Il est toutefois exact que des acteurs mondiaux comme Google et Facebook s’adjugent quelque 70 à 80 % des investissements numériques. Sur ce plan, beaucoup de choses changeront encore dans les années à venir. Si Amazon se concentre sur le retail physique et qu’Apple se lance dans la reconnaissance vocale… quelle sera la prochaine démarche ?

Pour prouver que nous ne pouvons pas opposer médias traditionnels et nouveaux médias, je tiens d’ailleurs à relever que les parties  » traditionnelles  » aussi s’affairent côté investissements. Il suffit d’évoquer la convergence de Medialaan et de Persgroep, ou la plateforme programmatique mise sur pied par les éditeurs.

Quelle force les médias  » classiques  » possèdent-ils encore ?

Leur pertinence est on ne peut plus claire. Ils font partie de notre écosystème national et veillent chaque jour à ce que le Belge soit fourni en information et divertissements.

Il y a toutefois deux choses auxquelles nos groupes média doivent faire attention. Primo, ils doivent se poser la question de savoir qui choisir pour leurs investissements technologiques. Est-ce une bonne idée d’opter pour une technologie appartenant à un concurrent comme Google ? Secundo, il y a la question de savoir comment ils continueront à extraire des revenus de leur contenu. C’est crucial. Ils se doivent en effet d’investir dans un journalisme de qualité. L’élection de Trump a démontré à quel point leur rôle au sein de la démocratie est essentiel. Par ailleurs, ils doivent également investir dans des contenus locaux. Quand je vois que Netflix s’associe à Gérard Depardieu pour produire du contenu français, je me dis qu’il y a danger.

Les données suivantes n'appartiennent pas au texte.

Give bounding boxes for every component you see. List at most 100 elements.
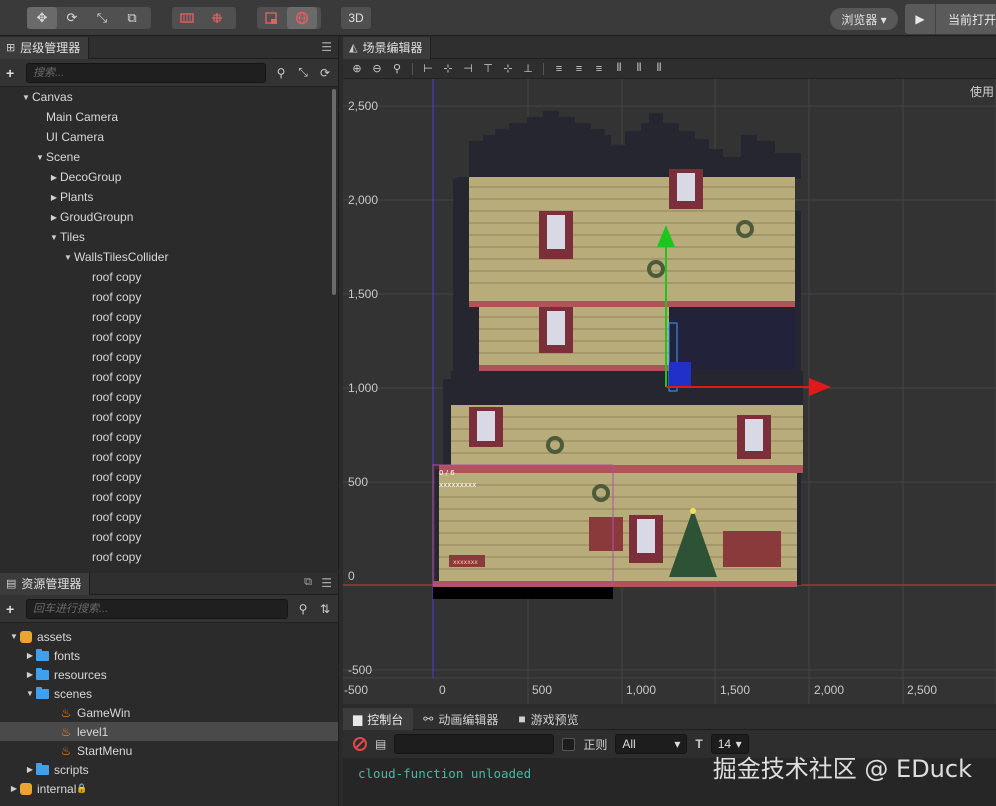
hierarchy-node[interactable]: Main Camera bbox=[0, 107, 338, 127]
align-top-icon[interactable]: ⊤ bbox=[480, 62, 496, 75]
add-asset-icon[interactable]: + bbox=[6, 601, 18, 617]
hierarchy-node[interactable]: roof copy bbox=[0, 427, 338, 447]
assets-menu-icon[interactable]: ☰ bbox=[321, 576, 332, 590]
zoom-in-icon[interactable]: ⊕ bbox=[349, 62, 365, 75]
distribute-right-icon[interactable]: ⦀ bbox=[651, 62, 667, 75]
asset-item[interactable]: ♨ GameWin bbox=[0, 703, 338, 722]
collapse-icon[interactable]: ⤡ bbox=[296, 65, 310, 80]
hierarchy-node[interactable]: roof copy bbox=[0, 347, 338, 367]
align-right-icon[interactable]: ⊣ bbox=[460, 62, 476, 75]
assets-search-input[interactable] bbox=[26, 598, 288, 619]
collapse-arrow-icon[interactable]: ▶ bbox=[8, 784, 20, 793]
move-tool-icon[interactable]: ✥ bbox=[27, 7, 57, 29]
hierarchy-node[interactable]: ▼ WallsTilesCollider bbox=[0, 247, 338, 267]
hierarchy-node[interactable]: roof copy bbox=[0, 327, 338, 347]
hierarchy-node[interactable]: roof copy bbox=[0, 467, 338, 487]
expand-arrow-icon[interactable]: ▼ bbox=[34, 153, 46, 162]
hierarchy-scrollbar[interactable] bbox=[332, 89, 336, 295]
asset-item[interactable]: ▼ assets bbox=[0, 627, 338, 646]
asset-item[interactable]: ▼ scenes bbox=[0, 684, 338, 703]
hierarchy-node[interactable]: ▶ DecoGroup bbox=[0, 167, 338, 187]
log-level-select[interactable]: All ▾ bbox=[615, 734, 688, 754]
asset-item[interactable]: ▶ scripts bbox=[0, 760, 338, 779]
hierarchy-node[interactable]: ▼ Tiles bbox=[0, 227, 338, 247]
play-icon[interactable]: ▶ bbox=[905, 4, 936, 34]
refresh-icon[interactable]: ⟳ bbox=[318, 66, 332, 80]
browser-select-button[interactable]: 浏览器 ▾ bbox=[830, 8, 898, 30]
play-target-label[interactable]: 当前打开 bbox=[936, 11, 996, 28]
hierarchy-node[interactable]: ▶ GroudGroupn bbox=[0, 207, 338, 227]
hierarchy-node[interactable]: roof copy bbox=[0, 407, 338, 427]
rotate-tool-icon[interactable]: ⟳ bbox=[57, 7, 87, 29]
align-left-icon[interactable]: ⊢ bbox=[420, 62, 436, 75]
pivot-center-icon[interactable] bbox=[202, 7, 232, 29]
assets-copy-icon[interactable]: ⧉ bbox=[304, 576, 312, 589]
rect-tool-icon[interactable]: ⧉ bbox=[117, 7, 147, 29]
hierarchy-node[interactable]: roof copy bbox=[0, 547, 338, 567]
collapse-arrow-icon[interactable]: ▶ bbox=[24, 651, 36, 660]
collapse-arrow-icon[interactable]: ▶ bbox=[48, 173, 60, 182]
hierarchy-node[interactable]: roof copy bbox=[0, 387, 338, 407]
expand-arrow-icon[interactable]: ▼ bbox=[48, 233, 60, 242]
add-node-icon[interactable]: + bbox=[6, 65, 18, 81]
distribute-vcenter-icon[interactable]: ≡ bbox=[571, 63, 587, 75]
expand-arrow-icon[interactable]: ▼ bbox=[62, 253, 74, 262]
distribute-top-icon[interactable]: ≡ bbox=[551, 63, 567, 75]
collapse-arrow-icon[interactable]: ▶ bbox=[24, 670, 36, 679]
hierarchy-node[interactable]: roof copy bbox=[0, 527, 338, 547]
sort-icon[interactable]: ⇅ bbox=[318, 602, 332, 616]
search-icon[interactable]: ⚲ bbox=[296, 602, 310, 616]
assets-tab[interactable]: ▤ 资源管理器 bbox=[0, 572, 91, 595]
hierarchy-node[interactable]: roof copy bbox=[0, 307, 338, 327]
toggle-3d-button[interactable]: 3D bbox=[341, 7, 371, 29]
tab-console[interactable]: ▆ 控制台 bbox=[343, 708, 414, 730]
hierarchy-node[interactable]: ▼ Canvas bbox=[0, 87, 338, 107]
expand-arrow-icon[interactable]: ▼ bbox=[8, 632, 20, 641]
clear-log-icon[interactable] bbox=[353, 737, 367, 751]
expand-arrow-icon[interactable]: ▼ bbox=[20, 93, 32, 102]
zoom-out-icon[interactable]: ⊖ bbox=[369, 62, 385, 75]
search-icon[interactable]: ⚲ bbox=[274, 66, 288, 80]
hierarchy-tab[interactable]: ⊞ 层级管理器 bbox=[0, 36, 90, 59]
hierarchy-node[interactable]: roof copy bbox=[0, 267, 338, 287]
align-vcenter-icon[interactable]: ⊹ bbox=[500, 62, 516, 75]
asset-item[interactable]: ♨ StartMenu bbox=[0, 741, 338, 760]
open-log-file-icon[interactable]: ▤ bbox=[375, 737, 386, 751]
collapse-arrow-icon[interactable]: ▶ bbox=[48, 193, 60, 202]
tab-animation[interactable]: ⚯ 动画编辑器 bbox=[413, 708, 508, 730]
snap-globe-icon[interactable] bbox=[287, 7, 317, 29]
gizmo-center-handle[interactable] bbox=[669, 362, 691, 386]
zoom-reset-icon[interactable]: ⚲ bbox=[389, 62, 405, 75]
asset-item[interactable]: ▶ fonts bbox=[0, 646, 338, 665]
scene-viewport[interactable]: 使用 0 / 6 xxxxxxxxx xxxxxxx 2,500 2,000 1… bbox=[343, 79, 996, 704]
hierarchy-node[interactable]: ▼ Scene bbox=[0, 147, 338, 167]
pivot-local-icon[interactable] bbox=[172, 7, 202, 29]
distribute-hcenter-icon[interactable]: ⦀ bbox=[631, 62, 647, 75]
distribute-left-icon[interactable]: ⦀ bbox=[611, 62, 627, 75]
hierarchy-node[interactable]: roof copy bbox=[0, 447, 338, 467]
regex-checkbox[interactable] bbox=[562, 737, 576, 751]
hierarchy-node[interactable]: roof copy bbox=[0, 287, 338, 307]
hierarchy-node[interactable]: roof copy bbox=[0, 487, 338, 507]
asset-item[interactable]: ▶ resources bbox=[0, 665, 338, 684]
gizmo-x-arrow[interactable] bbox=[809, 378, 831, 396]
tab-game-preview[interactable]: ■ 游戏预览 bbox=[508, 708, 588, 730]
hierarchy-node[interactable]: UI Camera bbox=[0, 127, 338, 147]
snap-grid-icon[interactable] bbox=[257, 7, 287, 29]
hierarchy-menu-icon[interactable]: ☰ bbox=[321, 40, 332, 54]
hierarchy-node[interactable]: ▶ Plants bbox=[0, 187, 338, 207]
align-hcenter-icon[interactable]: ⊹ bbox=[440, 62, 456, 75]
log-filter-input[interactable] bbox=[394, 734, 555, 754]
scale-tool-icon[interactable]: ⤡ bbox=[87, 7, 117, 29]
asset-item[interactable]: ▶ internal 🔒 bbox=[0, 779, 338, 798]
scene-tab[interactable]: ◭ 场景编辑器 bbox=[343, 36, 432, 59]
distribute-bottom-icon[interactable]: ≡ bbox=[591, 63, 607, 75]
expand-arrow-icon[interactable]: ▼ bbox=[24, 689, 36, 698]
collapse-arrow-icon[interactable]: ▶ bbox=[24, 765, 36, 774]
align-bottom-icon[interactable]: ⊥ bbox=[520, 62, 536, 75]
asset-item[interactable]: ♨ level1 bbox=[0, 722, 338, 741]
collapse-arrow-icon[interactable]: ▶ bbox=[48, 213, 60, 222]
hierarchy-node[interactable]: roof copy bbox=[0, 367, 338, 387]
hierarchy-search-input[interactable] bbox=[26, 62, 266, 83]
hierarchy-node[interactable]: roof copy bbox=[0, 507, 338, 527]
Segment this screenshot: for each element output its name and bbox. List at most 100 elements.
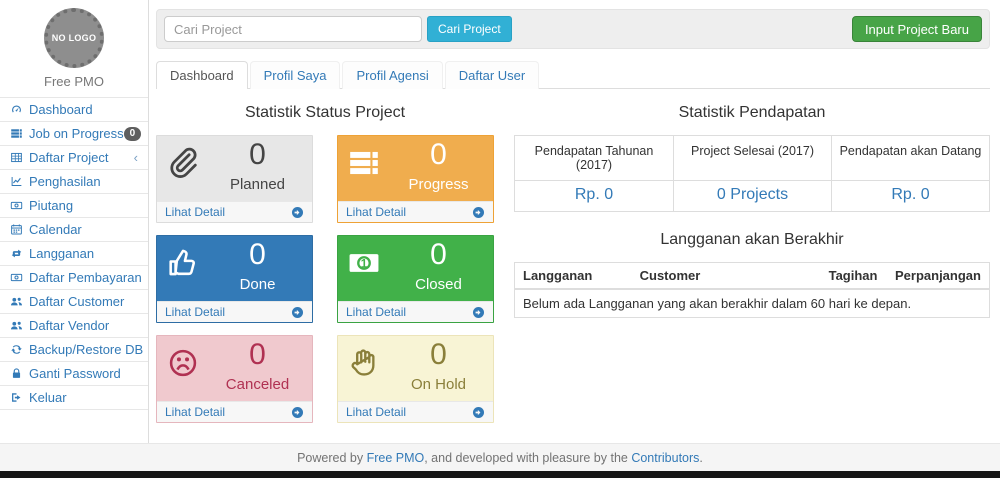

Avez-vous encore des tuyaux à donner concernant la commercialisation des médias ?

Dans la présentation, nous dissipons une série de mythes. Celui de la fin du spot de 30”, par exemple, ou l’idée que les moteurs de recherche seraient les seuls inventaires qui subsistent. La technologie nous a beaucoup aidé à progresser, mais elle nous a aussi causé beaucoup d’ennuis. Nous sommes encore loin de pouvoir tout suivre à la trace, nous ne savons pas encore comment gérer le Dark Web… D’un autre côté, on constate que les acteurs locaux poursuivent leur chemin : Delhaize lance une propre régie, le print mise davantage sur les contenus payants, ouvrant ainsi des possibilités publicitaires…  Bien sûr, leur gestion des risques est différente : ils n’ont aucun intérêt à tout bouleverser de façon radicale. Parfois, ça a toutefois ses avantages.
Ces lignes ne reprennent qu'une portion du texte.